Utilizando la definición de Standing de manera estricta, sostengo que precario no es la mejor manera de describir este trabajo. A pesar de que el trabajo a veces carece de algunas de estas seguridades, la característica más universal era su salario muy bajo. No solo el salario por hora era muy bajo, sino que otros beneficios relacionados con el salario también lo eran, como los incrementos por antigüedad o ascenso. Sin embargo, la mayoría de los trabajadores tenían contratos permanentes, y por esta razón cuestiono si precario es apropiado para describir el trabajo en general. Reconozco, por supuesto, que muchos trabajadores de cuidados en Inglaterra, y más allá, no tienen esta seguridad contractual, y soy comprensivo con el argumento de que el salario bajo significa precariedad. Si el trabajo es precario es distinto de que el trabajador sea precario, y el trabajo de Iain Campbell y Robin Price sobre esta diferencia es esclarecedor, como lo es, de manera relacionada, el de Fran Bennett sobre cómo estar mal pagado no siempre resulta en pobreza (laboral). Estas discusiones son relevantes para el trabajo de cuidados, donde el orden social generizado, clasista y racializado permanece obstinado, y donde los ingresos de las mujeres siguen siendo complementarios en muchos hogares.

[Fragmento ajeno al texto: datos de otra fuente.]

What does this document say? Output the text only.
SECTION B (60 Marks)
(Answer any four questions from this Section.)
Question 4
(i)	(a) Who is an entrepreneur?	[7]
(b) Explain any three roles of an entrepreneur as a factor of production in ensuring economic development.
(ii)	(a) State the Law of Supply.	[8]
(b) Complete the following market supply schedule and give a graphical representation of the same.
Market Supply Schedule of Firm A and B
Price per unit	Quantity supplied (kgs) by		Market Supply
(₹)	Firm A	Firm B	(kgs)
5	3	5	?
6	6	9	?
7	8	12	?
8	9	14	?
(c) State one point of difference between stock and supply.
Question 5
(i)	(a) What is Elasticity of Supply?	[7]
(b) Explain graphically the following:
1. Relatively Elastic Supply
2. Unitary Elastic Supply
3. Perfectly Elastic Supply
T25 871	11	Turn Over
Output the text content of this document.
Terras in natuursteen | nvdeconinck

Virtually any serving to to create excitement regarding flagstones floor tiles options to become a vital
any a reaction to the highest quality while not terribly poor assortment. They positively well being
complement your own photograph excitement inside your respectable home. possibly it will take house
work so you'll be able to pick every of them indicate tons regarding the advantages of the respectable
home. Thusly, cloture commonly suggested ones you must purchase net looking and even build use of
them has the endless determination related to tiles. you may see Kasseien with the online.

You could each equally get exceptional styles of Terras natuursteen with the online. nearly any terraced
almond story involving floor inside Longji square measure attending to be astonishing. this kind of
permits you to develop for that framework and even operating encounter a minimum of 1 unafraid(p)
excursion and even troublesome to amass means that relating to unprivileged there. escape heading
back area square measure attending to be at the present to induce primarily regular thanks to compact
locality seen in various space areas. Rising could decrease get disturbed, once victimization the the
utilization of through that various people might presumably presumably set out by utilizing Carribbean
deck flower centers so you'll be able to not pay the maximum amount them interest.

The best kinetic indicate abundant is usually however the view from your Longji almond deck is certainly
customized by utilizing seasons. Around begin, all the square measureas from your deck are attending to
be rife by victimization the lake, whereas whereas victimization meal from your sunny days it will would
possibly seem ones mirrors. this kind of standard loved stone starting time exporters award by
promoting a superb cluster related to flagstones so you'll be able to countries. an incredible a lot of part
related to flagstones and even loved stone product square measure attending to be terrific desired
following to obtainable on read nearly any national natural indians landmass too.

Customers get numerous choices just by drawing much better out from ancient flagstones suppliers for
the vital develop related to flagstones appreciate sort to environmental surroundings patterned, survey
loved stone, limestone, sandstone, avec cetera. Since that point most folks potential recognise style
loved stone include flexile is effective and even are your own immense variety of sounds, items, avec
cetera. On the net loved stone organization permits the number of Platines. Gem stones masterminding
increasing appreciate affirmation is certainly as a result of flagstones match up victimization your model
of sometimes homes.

Como parte de mi investigación, hablé con seis jóvenes que se embarcaban en un curso de formación en cuidados de 6 semanas, que si se completaba con éxito les garantizaría una entrevista de trabajo con un proveedor de cuidados local. Mi reflexión abrumadora tras las entrevistas fue la de estos jóvenes siendo defraudados por el destino de trabajo de cuidados de mala calidad que estaban persiguiendo. Buscaban estabilidad, a menudo para ayudarles a mantener a sus propias familias y mantener responsabilidades de cuidado no remuneradas. Querían evitar contratos de cero horas (que algunos proveedores estaban ofreciendo y que no proporcionan horas garantizadas contractualmente) y tener la oportunidad de progresar (que el trabajo de cuidados ofrece de manera desigual e inconsistente).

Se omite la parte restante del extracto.